多模态大模型InternVL 2.5重磅发布

我们很高兴推出InternVL 2.5，这是一个基于 InternVL 2.0 构建的先进多模式大型语言模型 (MLLM) 系列，它保留了其核心模型架构，同时在训练和测试策略以及数据质量方面进行了显著的改进。图片/pngInternVL 2.5 系列在下表中，我们提供了 InternVL 2.5 系列的概述。模型架构如下图所示，InternVL 2.5 保留了与前代产品 InternVL 1.5

葡萄爱

2628人浏览 · 2024-12-13 12:36:38

葡萄爱 · 2024-12-13 12:36:38 发布

我们很高兴推出InternVL 2.5，这是一个基于 InternVL 2.0 构建的先进多模式大型语言模型 (MLLM) 系列，它保留了其核心模型架构，同时在训练和测试策略以及数据质量方面进行了显著的改进。

图片/png
在这里插入图片描述

InternVL 2.5 系列
在下表中，我们提供了 InternVL 2.5 系列的概述。

模型架构
如下图所示，InternVL 2.5 保留了与前代产品 InternVL 1.5 和 2.0 相同的模型架构，遵循“ViT-MLP-LLM”范式。在这个新版本中，我们使用随机初始化的 MLP 投影仪，将新增量预训练的 InternViT 与各种预训练的 LLM（包括 InternLM 2.5 和 Qwen 2.5）集成在一起。

图片/png
在这里插入图片描述

与上一版本一样，我们应用了像素反混排操作，将视觉标记的数量减少到原来的四分之一。此外，我们采用了与 InternVL 1.5 类似的动态分辨率策略，将图像划分为 448×448 像素的图块。从 InternVL 2.0 开始，关键区别在于我们额外引入了对多图像和视频数据的支持。

培训策略
多模态数据的动态高分辨率
在 InternVL 2.0 和 2.5 中，我们扩展了动态高分辨率训练方法，增强了其处理多图像和视频数据集的能力。

图片/png
在这里插入图片描述

对于单幅图像数据集，将总图块数n_max分配给单幅图像以获得最大分辨率。视觉标记包含在和标签中。

对于多图像数据集，图块总数n_max分布在样本中的所有图像上。每幅图像都标有辅助标签，例如和Image-1，并包含在和标签中。

对于视频，每帧的大小都会调整为 448×448。帧会使用标签（如和）进行标记Frame-1，标签中包含和，与图像类似。

单一模型训练管道
InternVL 2.5 中单个模型的训练流程分为三个阶段，旨在增强模型的视觉感知和多模式能力。

图片/png 在这里插入图片描述

第 1 阶段：MLP 预热。在此阶段，仅训练 MLP 投影仪，同时冻结视觉编码器和语言模型。尽管成本增加，但仍采用动态高分辨率训练策略以获得更好的性能。此阶段可确保稳健的跨模态对齐并为稳定的多模态训练模型做好准备。

阶段 1.5：ViT 增量学习（可选）。此阶段允许使用与阶段 1 相同的数据对视觉编码器和 MLP 投影仪进行增量训练。它增强了编码器处理多语言 OCR 和数学图表等罕见领域的能力。经过训练后，编码器可以在 LLM 中重复使用而无需重新训练，除非引入新领域，否则此阶段是可选的。

第 2 阶段：完整模型指令调整。整个模型在高质量的多模态指令数据集上进行训练。实施严格的数据质量控制以防止 LLM 性能下降，因为噪声数据可能会导致重复或不正确的输出等问题。

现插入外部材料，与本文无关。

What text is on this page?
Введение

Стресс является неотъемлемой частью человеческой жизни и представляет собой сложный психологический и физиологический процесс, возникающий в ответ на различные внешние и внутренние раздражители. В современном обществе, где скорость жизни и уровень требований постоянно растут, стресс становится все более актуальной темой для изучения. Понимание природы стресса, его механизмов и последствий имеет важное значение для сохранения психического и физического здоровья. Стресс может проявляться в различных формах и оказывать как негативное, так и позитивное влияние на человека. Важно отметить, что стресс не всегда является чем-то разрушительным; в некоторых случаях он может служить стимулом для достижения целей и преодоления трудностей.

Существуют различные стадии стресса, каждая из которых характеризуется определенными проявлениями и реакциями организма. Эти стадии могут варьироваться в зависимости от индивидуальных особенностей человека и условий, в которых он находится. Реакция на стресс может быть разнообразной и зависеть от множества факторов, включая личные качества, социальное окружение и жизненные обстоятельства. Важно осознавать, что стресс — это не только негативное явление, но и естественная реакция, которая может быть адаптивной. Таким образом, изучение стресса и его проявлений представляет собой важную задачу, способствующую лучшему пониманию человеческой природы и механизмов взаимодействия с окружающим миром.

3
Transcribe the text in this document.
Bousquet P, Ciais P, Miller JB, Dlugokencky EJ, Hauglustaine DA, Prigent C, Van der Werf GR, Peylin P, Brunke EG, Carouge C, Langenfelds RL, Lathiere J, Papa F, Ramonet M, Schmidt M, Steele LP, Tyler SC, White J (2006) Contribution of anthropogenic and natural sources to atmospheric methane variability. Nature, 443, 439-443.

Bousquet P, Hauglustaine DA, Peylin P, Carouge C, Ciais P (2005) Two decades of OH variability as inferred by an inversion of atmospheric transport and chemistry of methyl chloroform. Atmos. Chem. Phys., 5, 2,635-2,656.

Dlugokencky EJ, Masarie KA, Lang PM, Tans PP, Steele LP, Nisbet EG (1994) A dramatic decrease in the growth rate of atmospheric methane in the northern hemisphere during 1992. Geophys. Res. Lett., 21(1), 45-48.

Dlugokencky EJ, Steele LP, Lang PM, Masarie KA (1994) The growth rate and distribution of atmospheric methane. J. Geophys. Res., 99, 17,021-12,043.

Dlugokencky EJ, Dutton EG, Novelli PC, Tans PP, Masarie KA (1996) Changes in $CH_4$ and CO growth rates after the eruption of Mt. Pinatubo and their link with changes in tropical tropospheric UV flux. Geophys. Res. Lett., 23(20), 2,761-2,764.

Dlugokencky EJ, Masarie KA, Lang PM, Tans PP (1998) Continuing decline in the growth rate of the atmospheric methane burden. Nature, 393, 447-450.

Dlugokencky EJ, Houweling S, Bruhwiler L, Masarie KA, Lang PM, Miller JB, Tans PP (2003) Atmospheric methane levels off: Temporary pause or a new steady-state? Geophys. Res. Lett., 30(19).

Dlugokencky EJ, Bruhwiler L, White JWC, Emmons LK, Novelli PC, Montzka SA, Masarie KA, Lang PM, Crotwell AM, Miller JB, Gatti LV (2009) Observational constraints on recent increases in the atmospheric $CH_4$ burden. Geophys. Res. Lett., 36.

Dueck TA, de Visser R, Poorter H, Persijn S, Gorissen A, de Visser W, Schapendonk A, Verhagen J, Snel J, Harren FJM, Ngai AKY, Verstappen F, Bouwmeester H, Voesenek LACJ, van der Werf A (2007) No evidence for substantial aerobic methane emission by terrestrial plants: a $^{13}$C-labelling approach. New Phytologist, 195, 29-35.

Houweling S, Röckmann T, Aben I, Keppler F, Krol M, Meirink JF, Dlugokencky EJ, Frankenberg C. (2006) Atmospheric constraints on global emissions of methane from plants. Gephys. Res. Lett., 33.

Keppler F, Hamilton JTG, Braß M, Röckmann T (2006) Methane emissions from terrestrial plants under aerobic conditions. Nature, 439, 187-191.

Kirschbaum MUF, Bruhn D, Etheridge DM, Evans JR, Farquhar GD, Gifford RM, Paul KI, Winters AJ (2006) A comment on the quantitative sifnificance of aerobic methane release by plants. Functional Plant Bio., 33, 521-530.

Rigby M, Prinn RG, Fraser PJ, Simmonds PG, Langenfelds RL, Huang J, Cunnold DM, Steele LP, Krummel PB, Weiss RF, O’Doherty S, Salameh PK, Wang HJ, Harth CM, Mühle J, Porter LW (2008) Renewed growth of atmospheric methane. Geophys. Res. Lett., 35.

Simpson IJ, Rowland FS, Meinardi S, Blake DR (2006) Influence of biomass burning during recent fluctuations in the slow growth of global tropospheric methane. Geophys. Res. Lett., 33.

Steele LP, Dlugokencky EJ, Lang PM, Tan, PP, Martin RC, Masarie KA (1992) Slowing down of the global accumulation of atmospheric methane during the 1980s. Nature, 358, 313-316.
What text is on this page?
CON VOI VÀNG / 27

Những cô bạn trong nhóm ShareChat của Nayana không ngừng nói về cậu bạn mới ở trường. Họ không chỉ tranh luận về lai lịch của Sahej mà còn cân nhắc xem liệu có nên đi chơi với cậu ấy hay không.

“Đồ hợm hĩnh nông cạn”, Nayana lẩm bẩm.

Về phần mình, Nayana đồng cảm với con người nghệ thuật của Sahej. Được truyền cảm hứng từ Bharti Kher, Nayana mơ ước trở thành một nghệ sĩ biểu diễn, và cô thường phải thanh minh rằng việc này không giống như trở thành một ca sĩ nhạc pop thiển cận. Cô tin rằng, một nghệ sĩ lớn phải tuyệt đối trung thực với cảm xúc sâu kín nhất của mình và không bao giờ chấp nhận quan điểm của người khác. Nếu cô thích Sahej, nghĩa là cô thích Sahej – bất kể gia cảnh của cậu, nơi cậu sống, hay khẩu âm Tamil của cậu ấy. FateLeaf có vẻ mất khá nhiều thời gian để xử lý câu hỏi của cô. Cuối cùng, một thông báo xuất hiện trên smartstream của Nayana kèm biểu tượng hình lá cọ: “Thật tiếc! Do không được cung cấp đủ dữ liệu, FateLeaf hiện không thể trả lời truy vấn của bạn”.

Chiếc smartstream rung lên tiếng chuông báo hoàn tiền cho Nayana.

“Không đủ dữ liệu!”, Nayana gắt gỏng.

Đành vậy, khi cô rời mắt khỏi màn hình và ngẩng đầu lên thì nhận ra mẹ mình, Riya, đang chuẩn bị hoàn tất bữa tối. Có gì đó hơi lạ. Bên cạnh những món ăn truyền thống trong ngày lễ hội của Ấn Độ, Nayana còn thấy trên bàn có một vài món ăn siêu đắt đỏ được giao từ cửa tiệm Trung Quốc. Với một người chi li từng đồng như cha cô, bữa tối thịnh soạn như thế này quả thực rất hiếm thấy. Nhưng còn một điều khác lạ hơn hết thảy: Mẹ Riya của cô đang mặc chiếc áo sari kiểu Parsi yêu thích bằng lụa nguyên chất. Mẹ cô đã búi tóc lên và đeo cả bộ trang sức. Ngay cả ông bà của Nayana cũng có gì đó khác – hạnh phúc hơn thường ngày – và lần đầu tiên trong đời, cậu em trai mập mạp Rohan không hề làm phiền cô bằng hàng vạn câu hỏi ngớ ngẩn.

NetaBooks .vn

在此阶段之后，训练过程就完成了。

渐进式扩展策略
我们引入了一种渐进式缩放策略，以便有效地将视觉编码器与 LLM 对齐。这种方法首先使用较小的 LLM（例如 20B）进行训练，以优化基础视觉能力和跨模态对齐，然后将视觉编码器转移到较大的 LLM（例如 72B）而无需重新训练。这种重复使用可以跳过较大模型的中间阶段。

图片/png 在这里插入图片描述

与 Qwen2-VL 的 1.4 万亿个 token 相比，InternVL2.5-78B 仅使用了 1200 亿个 token，不到十分之一。这一策略最大程度地减少了冗余，最大程度地重用了预训练组件，并实现了对复杂视觉语言任务的高效训练。

培训增强功能
为了提高现实世界的适应性和性能，我们引入了两项关键技术：

随机 JPEG 压缩：采用质量级别在 75 到 100 之间的随机 JPEG 压缩作为数据增强技术。这模拟了来自互联网源的图像退化，增强了模型对噪声图像的鲁棒性。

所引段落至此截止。